The results are startling. Last year, 82 percent of PCC students in the coaching program came back for another year of college. Before the coaching program started, Blumenthal estimates about 35 percent of PCC low-income students were retained year to year, which is close to the national average.

Blumenthal says many of her students — first in their families to attend college — have received the message directly and indirectly that they are not college material. Often their families need them to work more, or they have children to care for when they might be doing homework in the evening — all reasons to give up.

“As soon as you have a bump in the road, with that image of yourself, you feel like that must be right, I’m not college material. And everybody has a bump in the road,” Blumenthal says.

George Pernsteiner, president of the State Higher Education Executive Officers and former chancellor of the Oregon University System, is convinced coaching eventually will be seen as most important for students from lower-income families. He cites a study out of the New York community college system showing low-income students who worked with coaches increased their graduation rate from 18 to 40 percent.

But community colleges don’t have the endowments of most four-year universities, or the public funding support.
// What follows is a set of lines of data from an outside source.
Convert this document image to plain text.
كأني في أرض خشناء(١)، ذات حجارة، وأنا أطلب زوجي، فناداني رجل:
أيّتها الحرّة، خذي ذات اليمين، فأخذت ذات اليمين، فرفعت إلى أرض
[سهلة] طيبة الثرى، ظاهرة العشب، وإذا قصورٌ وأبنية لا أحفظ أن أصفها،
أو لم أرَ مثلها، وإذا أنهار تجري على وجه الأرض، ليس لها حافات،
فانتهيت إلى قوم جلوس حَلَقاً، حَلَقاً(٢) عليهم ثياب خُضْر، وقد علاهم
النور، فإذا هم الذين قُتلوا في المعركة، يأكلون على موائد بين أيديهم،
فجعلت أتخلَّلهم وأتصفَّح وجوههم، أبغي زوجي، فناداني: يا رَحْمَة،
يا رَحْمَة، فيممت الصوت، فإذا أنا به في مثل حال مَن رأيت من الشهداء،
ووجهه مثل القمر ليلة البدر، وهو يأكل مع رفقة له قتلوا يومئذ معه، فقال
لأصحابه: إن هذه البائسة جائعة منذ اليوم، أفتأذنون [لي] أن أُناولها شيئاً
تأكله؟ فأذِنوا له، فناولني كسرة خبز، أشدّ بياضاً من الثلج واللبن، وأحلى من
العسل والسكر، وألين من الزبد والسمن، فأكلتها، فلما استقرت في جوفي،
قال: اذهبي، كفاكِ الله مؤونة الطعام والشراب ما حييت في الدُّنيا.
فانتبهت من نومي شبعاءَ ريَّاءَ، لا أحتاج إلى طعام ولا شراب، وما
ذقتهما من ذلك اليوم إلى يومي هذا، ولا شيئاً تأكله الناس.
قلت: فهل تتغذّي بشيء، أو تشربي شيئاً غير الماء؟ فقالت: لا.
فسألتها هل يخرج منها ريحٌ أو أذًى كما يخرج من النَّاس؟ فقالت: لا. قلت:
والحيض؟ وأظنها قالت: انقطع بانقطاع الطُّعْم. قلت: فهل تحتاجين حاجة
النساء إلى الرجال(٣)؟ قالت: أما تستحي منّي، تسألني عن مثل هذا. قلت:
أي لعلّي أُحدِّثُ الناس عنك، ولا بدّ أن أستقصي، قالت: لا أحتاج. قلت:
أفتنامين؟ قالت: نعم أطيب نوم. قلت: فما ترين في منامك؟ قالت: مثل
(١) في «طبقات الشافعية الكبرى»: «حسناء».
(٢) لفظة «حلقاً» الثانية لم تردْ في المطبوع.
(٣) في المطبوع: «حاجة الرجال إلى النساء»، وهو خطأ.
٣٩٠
The future of the middle class just might depend on that changing, in Pernsteiner’s view.

“One of the real challenges we have,” he says, “ is now that we know these kinds of things work, how do we get the funding to provide them as a matter of course to all the students who need them?”

TRIBUNE PHOTO: JONATHAN HOUSE - Jamie Maggard, here inside the library at Portland State University, says her Portland Community College coach provided the emotional support that allowed her to graduate from Portland Community College.

TRIBUNE PHOTO: JONATHAN HOUSE – Jamie Maggard, here inside the library at Portland State University, says her Portland Community College coach provided the emotional support that allowed her to graduate from Portland Community College.

Coaches aim to build students’ confidence

Jamie Maggard is certain that without her coach she never would have earned her associate’s degree at Portland Community College.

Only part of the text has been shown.